Germany, SA take different paths towards assimilation
June 22, 2009
By Donwals Pressly
Germany has had 20 years since the fall of the Berlin wall to rebuild its republic. It is still struggling with the problems of integration.
As part of a delegation of journalists from around the world, I was lucky to see the remarkable progress made in the state of Saxony, including the capital Dresden, which was heavily bombed in February 1945 by the Allied forces.
I couldn't help reflecting on the integration of the former bantustans into the greater democratic South Africa after 1994 - particularly Transkei and Ciskei, which now form part of the Eastern Cape.
There are similarities: both the East Germans and the bantustan citizens did not have freedom of movement. Both the Eastern Cape and Saxony have motor plants, including Volkswagen. The company was in South Africa long before apartheid ended, but in eastern Germany it took over the plant that previously made the Trabi, a horrid looking vehicle. One can still spot them on the streets, but they are slowly disappearing.
All German taxpayers pay a levy, which will run to 2019, towards the regeneration of the eastern states. However, there appears to be a feeling of inferiority among the citizens of those states: about 20 percent have either moved to the western states or left Germany altogether.
Knut Nevermann, the Saxon Secretary for Science and Art, noted that the birth rate of 1989, when the wall fell, had halved by 1991. Eighteen years later, the universities in the area were battling with low enrolment, despite offering students excellent bursaries and free accommodation in the university centres, including Dresden and Leipzig. Nevermann reported that the birth rate had recovered to about 70 percent of what it once had been.

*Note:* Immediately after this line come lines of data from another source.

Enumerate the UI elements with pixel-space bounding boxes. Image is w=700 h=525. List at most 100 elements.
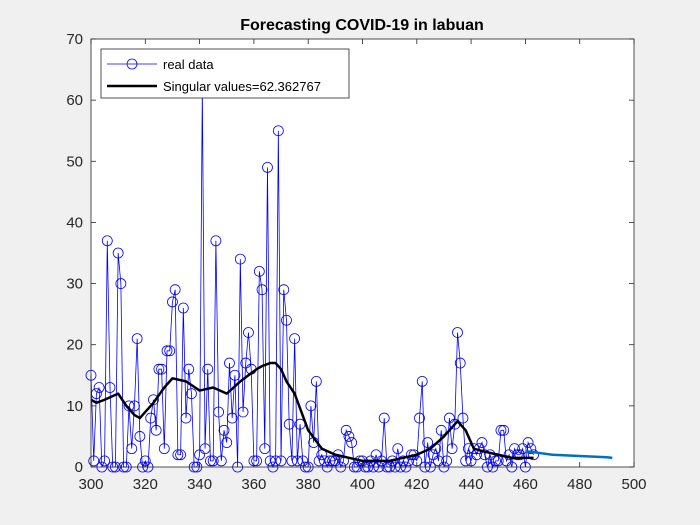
real-data-point	[112, 247, 124, 259]
real-data-point	[224, 357, 235, 369]
real-data-point	[180, 412, 192, 424]
real-data-point	[286, 455, 298, 467]
real-data-point	[435, 424, 447, 436]
real-data-point	[175, 449, 186, 461]
real-data-point	[495, 424, 507, 436]
x-tick-label: 320	[133, 476, 158, 493]
real-data-point	[115, 278, 127, 289]
real-data-point	[281, 314, 292, 326]
real-data-point	[490, 455, 501, 467]
y-tick-label: 40	[66, 214, 83, 231]
y-tick-label: 10	[66, 398, 83, 415]
y-tick-label: 50	[66, 153, 83, 170]
real-data-point	[123, 400, 135, 412]
real-data-point	[443, 412, 455, 424]
y-tick-label: 60	[66, 92, 83, 109]
real-data-point	[283, 418, 295, 430]
real-data-point	[468, 443, 480, 455]
x-tick-label: 340	[187, 476, 212, 493]
x-tick-label: 380	[296, 476, 321, 493]
series-singular-values-line	[90, 361, 534, 463]
real-data-point	[392, 443, 404, 455]
real-data-point	[297, 455, 309, 467]
real-data-point	[264, 455, 276, 467]
real-data-point	[148, 394, 159, 406]
real-data-point	[343, 431, 355, 442]
real-data-point	[213, 406, 225, 418]
real-data-point	[156, 363, 167, 375]
real-data-point	[476, 437, 488, 448]
real-data-point	[319, 455, 330, 467]
real-data-point	[324, 455, 336, 467]
real-data-point	[498, 424, 510, 436]
real-data-point	[291, 455, 303, 467]
real-data-point	[256, 284, 268, 296]
real-data-point	[259, 443, 271, 455]
real-data-point	[514, 449, 526, 461]
real-data-point	[194, 449, 206, 461]
real-data-point	[240, 357, 252, 369]
real-data-point	[221, 437, 233, 448]
real-data-point	[509, 443, 520, 455]
real-data-point	[131, 333, 143, 345]
legend-singular-values-label: Singular values=62.362767	[163, 79, 321, 94]
real-data-point	[305, 400, 317, 412]
y-tick-label: 70	[66, 31, 83, 48]
real-data-point	[226, 412, 238, 424]
real-data-point	[457, 412, 469, 424]
real-data-point	[522, 437, 534, 448]
real-data-point	[129, 400, 140, 412]
real-data-point	[460, 455, 472, 467]
real-data-point	[158, 443, 170, 455]
x-tick-label: 400	[350, 476, 375, 493]
real-data-point	[289, 333, 301, 345]
y-tick-label: 20	[66, 337, 83, 354]
real-data-point	[422, 437, 434, 448]
real-data-point	[275, 455, 287, 467]
real-data-point	[528, 449, 539, 461]
legend-real-data-marker	[126, 58, 138, 70]
real-data-point	[378, 412, 390, 424]
real-data-point	[202, 363, 214, 375]
x-tick-label: 440	[459, 476, 484, 493]
x-tick-label: 480	[567, 476, 592, 493]
real-data-point	[416, 375, 428, 387]
real-data-point	[511, 449, 523, 461]
real-data-point	[346, 437, 358, 448]
real-data-point	[134, 431, 146, 442]
series-layer	[85, 82, 613, 473]
x-tick-label: 300	[78, 476, 103, 493]
real-data-point	[237, 406, 249, 418]
real-data-point	[150, 424, 162, 436]
series-forecast-line	[525, 449, 613, 460]
plot-area	[91, 39, 634, 467]
real-data-point	[446, 443, 458, 455]
x-tick-label: 500	[621, 476, 646, 493]
real-data-point	[397, 455, 409, 467]
real-data-point	[210, 235, 222, 247]
real-data-point	[414, 412, 425, 424]
real-data-point	[454, 357, 466, 369]
x-tick-label: 460	[513, 476, 538, 493]
x-tick-label: 420	[404, 476, 429, 493]
real-data-point	[88, 455, 100, 467]
real-data-point	[229, 369, 241, 381]
real-data-point	[172, 449, 184, 461]
real-data-point	[278, 284, 290, 296]
real-data-point	[207, 455, 219, 467]
real-data-point	[243, 327, 254, 338]
real-data-point	[310, 375, 322, 387]
real-data-point	[93, 382, 105, 393]
real-data-point	[169, 284, 181, 296]
real-data-point	[183, 363, 195, 375]
real-data-point	[452, 327, 463, 338]
real-data-point	[205, 455, 216, 467]
real-data-point	[153, 363, 165, 375]
real-data-point	[164, 345, 176, 357]
real-data-point	[218, 424, 230, 436]
real-data-point	[126, 443, 138, 455]
axis-ticks: 300 320 340 360 380 400 420 440 460 480 500 0 10 20 30…	[66, 31, 646, 493]
real-data-point	[251, 455, 263, 467]
real-data-point	[340, 424, 352, 436]
real-data-point	[262, 161, 273, 173]
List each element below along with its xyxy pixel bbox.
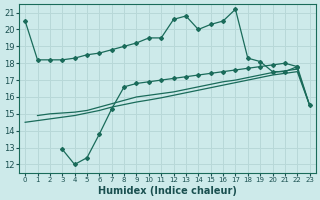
X-axis label: Humidex (Indice chaleur): Humidex (Indice chaleur)	[98, 186, 237, 196]
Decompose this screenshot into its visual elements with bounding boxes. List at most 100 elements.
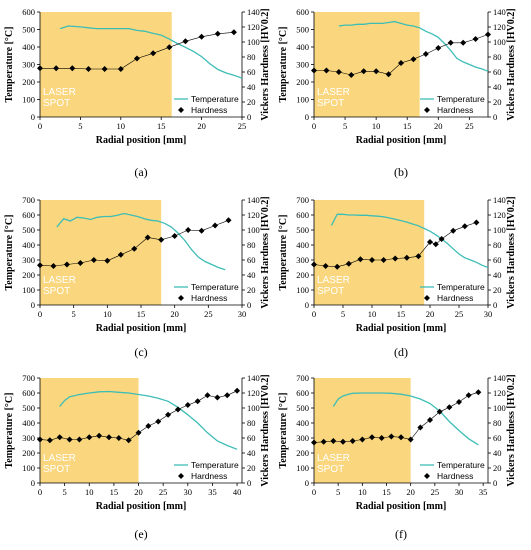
x-tick-label: 5 bbox=[72, 309, 76, 319]
hardness-point bbox=[436, 408, 443, 415]
hardness-point bbox=[472, 36, 479, 42]
x-axis-label: Radial position [mm] bbox=[96, 323, 187, 334]
hardness-point bbox=[131, 245, 138, 252]
x-tick-label: 30 bbox=[238, 309, 247, 319]
y2-tick-label: 0 bbox=[493, 478, 497, 488]
y-tick-label: 100 bbox=[22, 285, 35, 295]
y2-tick-label: 120 bbox=[493, 388, 506, 398]
legend-temperature-label: Temperature bbox=[437, 94, 485, 104]
hardness-point bbox=[323, 67, 330, 74]
legend-hardness-swatch bbox=[424, 107, 430, 113]
y-tick-label: 300 bbox=[22, 433, 35, 443]
legend-temperature-label: Temperature bbox=[191, 460, 239, 470]
legend-hardness-label: Hardness bbox=[191, 105, 227, 115]
y-tick-label: 300 bbox=[296, 433, 309, 443]
y2-tick-label: 20 bbox=[247, 463, 256, 473]
legend-hardness-label: Hardness bbox=[437, 293, 473, 303]
hardness-point bbox=[155, 418, 162, 425]
y2-tick-label: 40 bbox=[493, 448, 502, 458]
x-tick-label: 0 bbox=[312, 487, 316, 497]
y2-tick-label: 80 bbox=[493, 240, 502, 250]
hardness-point bbox=[50, 263, 57, 269]
y-axis-label: Temperature [°C] bbox=[4, 27, 15, 103]
y-tick-label: 400 bbox=[22, 418, 35, 428]
y2-tick-label: 100 bbox=[493, 225, 506, 235]
legend-hardness-label: Hardness bbox=[437, 105, 473, 115]
y-tick-label: 300 bbox=[296, 255, 309, 265]
hardness-point bbox=[475, 389, 482, 396]
panel-label: (b) bbox=[394, 165, 408, 179]
y-tick-label: 200 bbox=[296, 77, 309, 87]
legend-hardness-swatch bbox=[178, 295, 184, 301]
hardness-point bbox=[125, 437, 132, 444]
x-tick-label: 30 bbox=[184, 487, 193, 497]
hardness-point bbox=[385, 71, 392, 78]
x-tick-label: 10 bbox=[368, 309, 377, 319]
y-tick-label: 0 bbox=[31, 112, 35, 122]
hardness-point bbox=[348, 72, 355, 78]
x-tick-label: 0 bbox=[38, 487, 42, 497]
y-tick-label: 300 bbox=[22, 60, 35, 70]
hardness-point bbox=[198, 227, 205, 234]
hardness-point bbox=[76, 436, 83, 443]
legend-temperature-label: Temperature bbox=[437, 460, 485, 470]
y-tick-label: 200 bbox=[296, 448, 309, 458]
hardness-point bbox=[369, 257, 375, 263]
temperature-series-line bbox=[59, 390, 238, 450]
y2-tick-label: 140 bbox=[493, 195, 506, 205]
y2-axis-label: Vickers Hardness [HV0.2] bbox=[260, 8, 271, 120]
y2-tick-label: 0 bbox=[247, 300, 251, 310]
hardness-point bbox=[360, 68, 367, 75]
y2-tick-label: 140 bbox=[493, 373, 506, 383]
hardness-point bbox=[465, 392, 472, 399]
legend-hardness-swatch bbox=[424, 295, 430, 301]
x-tick-label: 5 bbox=[63, 487, 67, 497]
y2-tick-label: 40 bbox=[247, 270, 256, 280]
y2-tick-label: 140 bbox=[247, 373, 260, 383]
hardness-point bbox=[37, 262, 43, 269]
hardness-point bbox=[345, 260, 352, 267]
x-tick-label: 0 bbox=[312, 121, 316, 131]
y2-tick-label: 0 bbox=[247, 478, 251, 488]
y2-tick-label: 40 bbox=[493, 82, 502, 92]
x-tick-label: 5 bbox=[336, 487, 340, 497]
hardness-point bbox=[311, 67, 317, 74]
y2-tick-label: 40 bbox=[247, 82, 256, 92]
y-tick-label: 100 bbox=[296, 95, 309, 105]
hardness-point bbox=[450, 227, 457, 234]
y2-axis-label: Vickers Hardness [HV0.2] bbox=[260, 374, 271, 486]
x-tick-label: 10 bbox=[358, 487, 367, 497]
temperature-series-line bbox=[330, 213, 489, 269]
x-tick-label: 10 bbox=[103, 309, 112, 319]
y2-tick-label: 120 bbox=[493, 210, 506, 220]
y-tick-label: 400 bbox=[296, 240, 309, 250]
legend-temperature-label: Temperature bbox=[191, 282, 239, 292]
legend-hardness-swatch bbox=[424, 473, 430, 479]
y-tick-label: 100 bbox=[296, 285, 309, 295]
laser-spot-zone bbox=[40, 378, 139, 483]
hardness-point bbox=[86, 434, 93, 441]
laser-spot-label: LASER bbox=[43, 453, 76, 464]
hardness-point bbox=[373, 68, 380, 75]
x-tick-label: 25 bbox=[159, 487, 168, 497]
y-axis-label: Temperature [°C] bbox=[278, 393, 289, 469]
x-tick-label: 25 bbox=[204, 309, 213, 319]
x-tick-label: 40 bbox=[233, 487, 242, 497]
y2-tick-label: 120 bbox=[247, 22, 260, 32]
hardness-point bbox=[340, 438, 346, 445]
y-tick-label: 600 bbox=[296, 210, 309, 220]
hardness-point bbox=[422, 51, 429, 57]
y-axis-label: Temperature [°C] bbox=[4, 215, 15, 291]
hardness-point bbox=[85, 66, 92, 72]
hardness-point bbox=[117, 251, 124, 258]
x-tick-label: 25 bbox=[431, 487, 440, 497]
y-tick-label: 300 bbox=[22, 255, 35, 265]
hardness-point bbox=[359, 436, 366, 443]
y2-tick-label: 60 bbox=[247, 67, 256, 77]
y2-tick-label: 80 bbox=[493, 52, 502, 62]
laser-spot-label: LASER bbox=[317, 275, 350, 286]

Outside Berlin, in Adlerhof, there was once a scientific academy supported by the east German state. The township is now a technological park where centres for scientific innovation - including the Humboldt University science department - are housed alongside lots of little industries. They produce optical equipment for various advanced medical technologies.
When the westerners moved in, there were 5 500 scientists in the park; this dropped to 1 500. It has edged up again to about 3 500 but not without the loss of thousands of scientists to commerce and other parts of the world.
Most business leaders reported that former east Germans were more competitive than their west German counterparts, mostly because they were prepared to be paid less.
Germany provides large subsidies for establishing industry in the east, including infrastructure, while moving away from heavy subsidies for the unemployed, reducing benefits from two years to one.
In South Africa we appear to be moving in the opposite direction, growing the social welfare net.
One suspects Germany is getting its recipe right, although there are still chasms between east and west. In South Africa, the divides are so much greater.